42 U.S. Code § 18041(c) - State flexibility in operation and enforcement of Exchanges - and related requirements clearly says - "the Secretary shall (directly or through agreement with a not-for-profit entity) establish and operate **such** Exchange within the State and the Secretary shall take such actions as are necessary to **implement such other requirements.**"

I don't know how much clearer the statute needs to get. Just because some Republican judges find it politically convenient to read four words in complete isolation doesn't mean the statue is unclear. Can't we just be adults and agree that members of the Supreme Court routinely engage in motivated reasoning?

Yes, it will be fascinating to see what reasoning SC justices use to support their predetermined positions.

My $.02

"The phrase is clear - just as a fish is a tangible object, an exchange created by the federal government is not one created by a state."

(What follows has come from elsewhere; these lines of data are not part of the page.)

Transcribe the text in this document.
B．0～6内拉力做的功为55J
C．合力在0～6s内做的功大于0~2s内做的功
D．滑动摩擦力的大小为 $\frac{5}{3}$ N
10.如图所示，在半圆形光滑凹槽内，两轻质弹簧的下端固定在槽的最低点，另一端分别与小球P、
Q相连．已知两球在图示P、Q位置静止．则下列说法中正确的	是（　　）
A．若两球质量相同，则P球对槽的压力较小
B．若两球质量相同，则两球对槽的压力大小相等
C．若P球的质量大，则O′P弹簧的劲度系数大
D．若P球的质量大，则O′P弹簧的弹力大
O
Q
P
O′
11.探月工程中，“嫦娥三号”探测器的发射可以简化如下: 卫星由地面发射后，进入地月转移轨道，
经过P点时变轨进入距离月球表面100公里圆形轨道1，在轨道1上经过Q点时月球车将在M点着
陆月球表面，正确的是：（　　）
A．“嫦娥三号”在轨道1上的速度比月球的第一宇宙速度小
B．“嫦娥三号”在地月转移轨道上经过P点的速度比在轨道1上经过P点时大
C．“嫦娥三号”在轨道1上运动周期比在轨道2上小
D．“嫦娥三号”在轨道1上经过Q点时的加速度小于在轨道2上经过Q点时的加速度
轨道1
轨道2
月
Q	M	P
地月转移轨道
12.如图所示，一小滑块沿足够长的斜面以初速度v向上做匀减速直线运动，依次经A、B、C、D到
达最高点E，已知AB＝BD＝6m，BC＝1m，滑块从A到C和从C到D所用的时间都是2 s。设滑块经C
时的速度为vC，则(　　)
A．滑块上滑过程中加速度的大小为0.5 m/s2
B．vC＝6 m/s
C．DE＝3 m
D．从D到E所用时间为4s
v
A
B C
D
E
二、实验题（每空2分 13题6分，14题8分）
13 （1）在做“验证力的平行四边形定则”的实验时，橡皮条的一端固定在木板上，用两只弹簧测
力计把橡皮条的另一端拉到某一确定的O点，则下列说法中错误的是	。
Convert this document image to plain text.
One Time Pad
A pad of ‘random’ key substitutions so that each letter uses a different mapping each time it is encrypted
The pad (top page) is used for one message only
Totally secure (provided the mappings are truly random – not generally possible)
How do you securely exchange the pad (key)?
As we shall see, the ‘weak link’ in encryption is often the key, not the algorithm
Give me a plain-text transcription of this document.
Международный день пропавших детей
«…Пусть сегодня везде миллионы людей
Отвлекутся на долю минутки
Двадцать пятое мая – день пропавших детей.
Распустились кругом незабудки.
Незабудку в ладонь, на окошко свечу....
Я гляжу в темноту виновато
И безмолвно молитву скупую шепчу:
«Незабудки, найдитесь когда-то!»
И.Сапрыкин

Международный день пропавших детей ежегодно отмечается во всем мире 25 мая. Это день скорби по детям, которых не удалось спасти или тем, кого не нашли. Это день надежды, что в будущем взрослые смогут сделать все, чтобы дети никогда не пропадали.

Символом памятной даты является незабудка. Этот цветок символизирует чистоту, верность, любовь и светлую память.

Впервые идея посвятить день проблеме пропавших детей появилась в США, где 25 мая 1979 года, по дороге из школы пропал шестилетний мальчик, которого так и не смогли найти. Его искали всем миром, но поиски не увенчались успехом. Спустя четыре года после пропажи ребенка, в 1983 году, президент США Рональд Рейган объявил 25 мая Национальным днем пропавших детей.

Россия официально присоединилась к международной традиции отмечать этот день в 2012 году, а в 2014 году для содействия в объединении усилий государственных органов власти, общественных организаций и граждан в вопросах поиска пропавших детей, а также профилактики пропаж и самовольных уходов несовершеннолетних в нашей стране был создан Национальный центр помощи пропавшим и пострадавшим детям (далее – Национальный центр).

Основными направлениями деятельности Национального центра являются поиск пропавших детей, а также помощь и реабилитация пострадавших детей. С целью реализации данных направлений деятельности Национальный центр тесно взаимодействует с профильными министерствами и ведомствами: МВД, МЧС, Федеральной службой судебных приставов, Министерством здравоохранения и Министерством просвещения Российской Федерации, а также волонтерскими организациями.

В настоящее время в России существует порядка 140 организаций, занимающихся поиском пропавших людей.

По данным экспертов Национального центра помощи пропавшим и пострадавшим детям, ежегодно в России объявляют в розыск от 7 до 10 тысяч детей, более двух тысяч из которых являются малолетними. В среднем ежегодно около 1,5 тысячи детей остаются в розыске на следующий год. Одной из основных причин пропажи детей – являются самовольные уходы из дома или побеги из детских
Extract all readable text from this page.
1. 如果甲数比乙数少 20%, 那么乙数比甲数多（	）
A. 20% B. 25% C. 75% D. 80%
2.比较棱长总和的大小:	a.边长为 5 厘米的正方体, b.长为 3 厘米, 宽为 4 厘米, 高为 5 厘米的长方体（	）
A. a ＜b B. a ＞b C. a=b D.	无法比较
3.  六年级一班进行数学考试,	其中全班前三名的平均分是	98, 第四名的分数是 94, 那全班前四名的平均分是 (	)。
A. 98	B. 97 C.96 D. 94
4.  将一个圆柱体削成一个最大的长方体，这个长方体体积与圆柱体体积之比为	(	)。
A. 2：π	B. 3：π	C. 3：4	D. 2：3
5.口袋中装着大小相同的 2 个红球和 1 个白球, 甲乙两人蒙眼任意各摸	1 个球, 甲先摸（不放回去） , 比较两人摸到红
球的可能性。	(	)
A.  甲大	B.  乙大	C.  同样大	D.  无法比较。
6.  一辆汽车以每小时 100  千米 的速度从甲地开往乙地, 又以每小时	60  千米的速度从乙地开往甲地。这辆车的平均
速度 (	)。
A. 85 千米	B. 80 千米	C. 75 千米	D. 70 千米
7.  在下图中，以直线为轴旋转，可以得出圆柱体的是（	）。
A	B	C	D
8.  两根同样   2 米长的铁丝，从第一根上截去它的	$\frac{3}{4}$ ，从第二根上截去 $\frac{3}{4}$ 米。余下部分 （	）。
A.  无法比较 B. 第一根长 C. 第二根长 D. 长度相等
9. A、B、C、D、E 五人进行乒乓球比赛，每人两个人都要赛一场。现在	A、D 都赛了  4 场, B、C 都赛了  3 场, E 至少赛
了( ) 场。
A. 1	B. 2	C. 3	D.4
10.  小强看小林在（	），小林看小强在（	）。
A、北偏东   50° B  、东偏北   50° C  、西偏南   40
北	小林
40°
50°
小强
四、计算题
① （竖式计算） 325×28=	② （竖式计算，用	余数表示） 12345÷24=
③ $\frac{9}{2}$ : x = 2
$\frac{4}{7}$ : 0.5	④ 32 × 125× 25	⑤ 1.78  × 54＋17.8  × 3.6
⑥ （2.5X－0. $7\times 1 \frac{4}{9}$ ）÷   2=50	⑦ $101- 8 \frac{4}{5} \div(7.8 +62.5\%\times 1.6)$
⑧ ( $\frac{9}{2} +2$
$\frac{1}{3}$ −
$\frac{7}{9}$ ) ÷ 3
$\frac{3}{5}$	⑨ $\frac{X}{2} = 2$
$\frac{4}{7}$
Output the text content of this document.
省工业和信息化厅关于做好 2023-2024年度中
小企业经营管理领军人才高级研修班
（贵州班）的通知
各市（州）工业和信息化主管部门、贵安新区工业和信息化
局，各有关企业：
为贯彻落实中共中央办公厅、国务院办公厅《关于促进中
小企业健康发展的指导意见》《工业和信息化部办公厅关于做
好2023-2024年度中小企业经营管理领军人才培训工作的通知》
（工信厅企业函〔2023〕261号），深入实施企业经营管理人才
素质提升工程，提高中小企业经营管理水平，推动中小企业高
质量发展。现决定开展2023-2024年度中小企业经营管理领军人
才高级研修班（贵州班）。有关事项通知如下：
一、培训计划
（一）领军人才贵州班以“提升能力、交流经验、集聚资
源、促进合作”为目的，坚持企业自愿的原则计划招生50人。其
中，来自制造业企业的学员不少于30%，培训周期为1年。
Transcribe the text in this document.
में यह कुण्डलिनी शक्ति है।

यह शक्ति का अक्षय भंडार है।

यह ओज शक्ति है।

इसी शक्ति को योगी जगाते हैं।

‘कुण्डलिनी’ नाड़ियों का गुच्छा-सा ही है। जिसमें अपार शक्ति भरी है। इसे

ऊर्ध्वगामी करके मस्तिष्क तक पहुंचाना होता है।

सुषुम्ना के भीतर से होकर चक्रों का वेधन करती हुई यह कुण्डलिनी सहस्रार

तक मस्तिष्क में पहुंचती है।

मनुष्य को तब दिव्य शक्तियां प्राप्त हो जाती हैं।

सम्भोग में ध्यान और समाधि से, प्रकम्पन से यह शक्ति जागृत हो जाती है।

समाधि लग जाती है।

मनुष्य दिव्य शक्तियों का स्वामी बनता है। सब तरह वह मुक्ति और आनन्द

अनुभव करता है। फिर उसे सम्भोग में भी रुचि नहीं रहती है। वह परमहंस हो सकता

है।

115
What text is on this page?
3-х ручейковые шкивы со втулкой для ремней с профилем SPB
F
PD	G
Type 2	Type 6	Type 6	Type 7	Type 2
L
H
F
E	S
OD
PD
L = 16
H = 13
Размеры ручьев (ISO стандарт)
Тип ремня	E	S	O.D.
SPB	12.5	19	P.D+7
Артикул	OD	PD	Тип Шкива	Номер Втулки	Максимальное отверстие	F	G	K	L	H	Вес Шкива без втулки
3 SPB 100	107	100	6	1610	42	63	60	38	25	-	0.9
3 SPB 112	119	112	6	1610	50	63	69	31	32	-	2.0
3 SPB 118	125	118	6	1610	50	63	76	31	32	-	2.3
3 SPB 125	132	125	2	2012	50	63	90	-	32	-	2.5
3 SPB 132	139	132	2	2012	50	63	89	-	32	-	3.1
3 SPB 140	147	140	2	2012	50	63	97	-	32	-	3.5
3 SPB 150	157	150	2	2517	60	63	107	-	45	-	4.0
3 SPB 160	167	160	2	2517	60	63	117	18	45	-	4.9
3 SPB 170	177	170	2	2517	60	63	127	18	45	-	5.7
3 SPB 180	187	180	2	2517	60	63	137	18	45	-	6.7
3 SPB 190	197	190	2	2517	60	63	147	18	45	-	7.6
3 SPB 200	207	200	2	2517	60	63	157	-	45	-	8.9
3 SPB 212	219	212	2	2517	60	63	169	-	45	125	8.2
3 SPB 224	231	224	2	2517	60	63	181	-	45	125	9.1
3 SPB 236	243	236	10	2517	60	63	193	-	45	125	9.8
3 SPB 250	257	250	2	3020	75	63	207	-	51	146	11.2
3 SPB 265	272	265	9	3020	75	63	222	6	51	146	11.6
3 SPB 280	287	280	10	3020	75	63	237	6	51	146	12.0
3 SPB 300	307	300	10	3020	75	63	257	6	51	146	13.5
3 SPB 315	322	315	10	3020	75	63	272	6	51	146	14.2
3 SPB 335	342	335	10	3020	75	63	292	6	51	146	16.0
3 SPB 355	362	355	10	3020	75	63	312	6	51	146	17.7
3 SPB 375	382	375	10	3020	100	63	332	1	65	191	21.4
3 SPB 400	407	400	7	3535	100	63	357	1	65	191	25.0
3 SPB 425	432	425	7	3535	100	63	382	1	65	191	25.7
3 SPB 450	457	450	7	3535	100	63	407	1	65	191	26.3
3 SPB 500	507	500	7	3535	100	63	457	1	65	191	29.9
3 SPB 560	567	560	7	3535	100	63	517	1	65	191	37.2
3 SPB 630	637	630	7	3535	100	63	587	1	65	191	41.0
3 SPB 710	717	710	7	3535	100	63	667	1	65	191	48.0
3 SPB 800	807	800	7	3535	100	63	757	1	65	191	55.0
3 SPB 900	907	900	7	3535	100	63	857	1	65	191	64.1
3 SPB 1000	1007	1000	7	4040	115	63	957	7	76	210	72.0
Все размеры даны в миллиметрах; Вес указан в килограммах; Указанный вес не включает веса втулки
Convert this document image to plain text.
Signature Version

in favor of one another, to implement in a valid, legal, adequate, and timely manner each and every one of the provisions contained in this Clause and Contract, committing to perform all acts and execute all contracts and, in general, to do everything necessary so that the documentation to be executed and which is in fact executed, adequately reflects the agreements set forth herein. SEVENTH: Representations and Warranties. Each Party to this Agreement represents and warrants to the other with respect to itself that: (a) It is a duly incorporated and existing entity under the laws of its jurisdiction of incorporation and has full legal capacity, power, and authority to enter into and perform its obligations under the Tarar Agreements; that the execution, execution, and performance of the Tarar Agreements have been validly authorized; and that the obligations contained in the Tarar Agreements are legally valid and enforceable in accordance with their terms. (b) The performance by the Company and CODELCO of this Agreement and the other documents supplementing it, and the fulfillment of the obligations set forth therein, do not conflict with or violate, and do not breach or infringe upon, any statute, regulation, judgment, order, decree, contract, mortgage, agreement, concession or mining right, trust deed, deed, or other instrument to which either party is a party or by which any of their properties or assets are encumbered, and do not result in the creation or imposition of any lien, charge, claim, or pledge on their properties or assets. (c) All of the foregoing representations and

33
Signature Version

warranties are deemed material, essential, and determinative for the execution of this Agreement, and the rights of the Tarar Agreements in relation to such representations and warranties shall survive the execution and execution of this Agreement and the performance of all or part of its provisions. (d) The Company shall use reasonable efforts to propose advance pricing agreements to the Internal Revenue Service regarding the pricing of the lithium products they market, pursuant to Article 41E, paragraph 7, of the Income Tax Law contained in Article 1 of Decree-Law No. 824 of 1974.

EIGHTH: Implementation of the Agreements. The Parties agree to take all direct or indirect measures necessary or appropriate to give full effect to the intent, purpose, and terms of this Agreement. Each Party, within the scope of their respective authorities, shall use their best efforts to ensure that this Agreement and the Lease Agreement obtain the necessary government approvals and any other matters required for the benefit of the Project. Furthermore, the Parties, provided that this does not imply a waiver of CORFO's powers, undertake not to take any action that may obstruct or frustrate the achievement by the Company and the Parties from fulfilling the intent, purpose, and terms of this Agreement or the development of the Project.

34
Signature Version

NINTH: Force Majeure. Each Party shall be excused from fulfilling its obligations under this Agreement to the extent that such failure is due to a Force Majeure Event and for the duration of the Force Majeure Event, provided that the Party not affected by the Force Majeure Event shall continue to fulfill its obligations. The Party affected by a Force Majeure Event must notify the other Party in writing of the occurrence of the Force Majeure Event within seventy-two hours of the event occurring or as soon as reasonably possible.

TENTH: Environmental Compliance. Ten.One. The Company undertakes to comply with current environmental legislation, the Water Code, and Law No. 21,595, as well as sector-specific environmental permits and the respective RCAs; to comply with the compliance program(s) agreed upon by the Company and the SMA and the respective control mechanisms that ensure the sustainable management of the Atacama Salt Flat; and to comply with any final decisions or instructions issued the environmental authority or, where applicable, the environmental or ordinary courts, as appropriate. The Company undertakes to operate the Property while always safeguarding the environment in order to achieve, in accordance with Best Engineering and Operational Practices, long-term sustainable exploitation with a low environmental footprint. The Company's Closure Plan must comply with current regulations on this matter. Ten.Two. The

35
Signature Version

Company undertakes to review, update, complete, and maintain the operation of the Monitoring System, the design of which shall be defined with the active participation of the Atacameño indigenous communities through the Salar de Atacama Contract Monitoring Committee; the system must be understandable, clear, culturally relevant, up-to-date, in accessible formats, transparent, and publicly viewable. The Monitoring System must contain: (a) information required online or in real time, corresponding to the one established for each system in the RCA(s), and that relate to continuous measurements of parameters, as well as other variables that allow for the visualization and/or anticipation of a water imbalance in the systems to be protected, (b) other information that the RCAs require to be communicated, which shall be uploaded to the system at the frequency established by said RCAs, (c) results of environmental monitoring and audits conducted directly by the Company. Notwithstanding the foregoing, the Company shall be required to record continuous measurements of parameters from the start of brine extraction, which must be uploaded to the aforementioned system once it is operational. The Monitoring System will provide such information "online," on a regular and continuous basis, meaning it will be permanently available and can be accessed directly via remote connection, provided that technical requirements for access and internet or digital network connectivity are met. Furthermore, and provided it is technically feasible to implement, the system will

Yeah, pretty much what JJ said. The statute authorizing the creation of a federal exchange specifically says that if a state fails to create an exchange under Section 1311, the HHS secretary will establish "such Exchange" on its behalf. "Exchange" is defined to be a state-established exchange. The use of the term "such" preceding it in Section 1321 makes it at least ambiguous -- and arguably unambiguous in the government's favor -- that 1321 exchanges are deemed to be 1311 exchanges for purposes of the ACA.

I understand it can be counterintuitive that a federally-operated exchange under Section 1321 could be deemed to be an "Exchange established by a state under Section 1311," but that's what the statute says, or at least it could be interpreted to say depending on how you view "such." Sorry.


It seems to be an academic exercise at best to pretend that there is something to be gleaned from how a justice ruled in Yates and how he will rule in King. The Court continues to fall further into politically-based / outcome determinative rulings and further from reasoned and consistent legal reasoning. I guess it might be fun to try and draw insight from Yates as it applies to King, but it is far from convincing that there is anything to be learned about a justice's approach to the law. King is politics pure and simple. Perhaps Yates is too. Maybe that's the lesson.